Jacques Pierre Paul Raverat (pronounced Rav-er-ah) (20 March 1885 - 6 March 1925) was a French painter; Raverat was the son of Georges Pierre Raverat and Helena Lorena Raverat, née Caron; he was born in Paris, France, in 1885.

Raverat started at Bedales School in Steep, Hampshire in 1898. From Bedales, he went up to Jesus College, Cambridge.

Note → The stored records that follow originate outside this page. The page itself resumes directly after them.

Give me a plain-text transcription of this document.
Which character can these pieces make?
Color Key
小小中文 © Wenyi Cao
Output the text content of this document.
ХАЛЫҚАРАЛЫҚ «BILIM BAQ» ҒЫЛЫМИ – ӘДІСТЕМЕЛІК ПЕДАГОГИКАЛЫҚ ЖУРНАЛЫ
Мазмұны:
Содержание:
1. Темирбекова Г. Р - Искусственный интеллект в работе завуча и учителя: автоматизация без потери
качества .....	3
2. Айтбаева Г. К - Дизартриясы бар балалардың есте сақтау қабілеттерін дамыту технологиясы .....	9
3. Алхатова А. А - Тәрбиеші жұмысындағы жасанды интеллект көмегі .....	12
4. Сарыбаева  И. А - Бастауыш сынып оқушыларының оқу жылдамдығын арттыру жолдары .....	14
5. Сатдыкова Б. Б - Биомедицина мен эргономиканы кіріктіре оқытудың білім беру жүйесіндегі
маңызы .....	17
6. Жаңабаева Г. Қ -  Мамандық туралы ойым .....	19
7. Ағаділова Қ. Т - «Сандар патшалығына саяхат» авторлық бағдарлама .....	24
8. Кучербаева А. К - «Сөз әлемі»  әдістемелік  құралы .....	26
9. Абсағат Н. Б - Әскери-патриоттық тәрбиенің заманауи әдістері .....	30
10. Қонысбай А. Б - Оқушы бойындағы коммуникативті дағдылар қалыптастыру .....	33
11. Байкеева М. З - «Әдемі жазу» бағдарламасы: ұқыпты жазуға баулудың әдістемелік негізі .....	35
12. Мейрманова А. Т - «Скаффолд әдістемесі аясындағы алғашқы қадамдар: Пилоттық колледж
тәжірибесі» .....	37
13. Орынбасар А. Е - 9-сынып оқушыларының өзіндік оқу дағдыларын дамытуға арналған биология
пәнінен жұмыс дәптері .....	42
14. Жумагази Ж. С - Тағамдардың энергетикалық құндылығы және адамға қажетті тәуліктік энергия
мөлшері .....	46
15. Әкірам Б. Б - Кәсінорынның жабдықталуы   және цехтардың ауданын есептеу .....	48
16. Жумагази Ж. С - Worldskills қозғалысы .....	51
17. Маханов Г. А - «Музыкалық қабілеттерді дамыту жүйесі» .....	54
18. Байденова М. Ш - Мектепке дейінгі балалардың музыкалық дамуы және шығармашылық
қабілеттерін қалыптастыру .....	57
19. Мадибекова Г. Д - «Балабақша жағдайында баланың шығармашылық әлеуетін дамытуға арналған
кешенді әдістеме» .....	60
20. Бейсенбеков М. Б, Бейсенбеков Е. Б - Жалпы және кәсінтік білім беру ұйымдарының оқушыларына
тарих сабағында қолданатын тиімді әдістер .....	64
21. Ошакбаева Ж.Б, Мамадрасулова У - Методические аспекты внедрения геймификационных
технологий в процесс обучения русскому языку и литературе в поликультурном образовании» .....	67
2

He married the English painter and wood engraver Gwen Darwin, in 1911, the daughter of George Darwin and Lady Maud Darwin, née Maud du Puy; she was a granddaughter of Charles Darwin. They had two daughters, Elisabeth (1916–2014), who married the Norwegian politician Edvard Hambro, and Sophie Jane (1919–2011) who married the Cambridge scholar M. G. M. Pryor and later Charles Gurney. Raverat suffered from a form of multiple sclerosis and died on 6 March 1925, following complications of it. His funeral took place in Christ Church in Cannes, France, where he may be buried.

Before moving, in 1920, to Vence in France the couple were active members of an intellectual circle known as the "Neo-Pagans" and centred on Rupert Brooke. They also moved on the fringes of the Bloomsbury Group, whose members included Virginia Woolf, John Maynard Keynes, Vanessa Bell and Lytton Strachey.

In 2004, his grandson, William Pryor edited the complete correspondence between Raverat, his wife and Virginia Woolf which was published as Virginia Woolf and the Raverats.